Her hands clenched and released as she thought back to her young life, her late childhood years lost and weak, wandering in search of her next meal. She had been cornered by adult men, who licked their lips in predatory smiles, had been beaten by proud noblewomen who had found her asleep beneath their windowsill. She had gone days without food before succumbing to reality that she would have to steal or starve. She had worn her hair short to hide tuffs of hair that had been falling out in clumps from poor nutrition. It was all she could bear, the memories boiled a rage deep in her belly.
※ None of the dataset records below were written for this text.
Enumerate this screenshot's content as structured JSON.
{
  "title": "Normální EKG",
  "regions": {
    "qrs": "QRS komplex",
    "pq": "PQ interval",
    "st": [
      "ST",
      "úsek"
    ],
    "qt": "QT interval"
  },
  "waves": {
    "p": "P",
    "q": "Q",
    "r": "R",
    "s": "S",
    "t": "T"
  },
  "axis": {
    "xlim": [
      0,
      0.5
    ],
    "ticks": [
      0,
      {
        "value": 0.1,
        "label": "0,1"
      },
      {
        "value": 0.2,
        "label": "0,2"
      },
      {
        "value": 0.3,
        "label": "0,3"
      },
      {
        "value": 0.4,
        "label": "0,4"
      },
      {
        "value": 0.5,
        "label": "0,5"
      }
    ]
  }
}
Shaking her head to free her from the burdens of her past, she drew slow breaths, bringing her back to her steady center. In her younger days she may have attacked her companion, his wealthy attire fueling hatred and jealousy. But as she grew she learned, and she now knew not to attach her pain to poor assumptions. She was a walking weapon, a deep cloud of vengeance that rained punishment on those deemed guilty. Woe be to those senseless enough to make that list.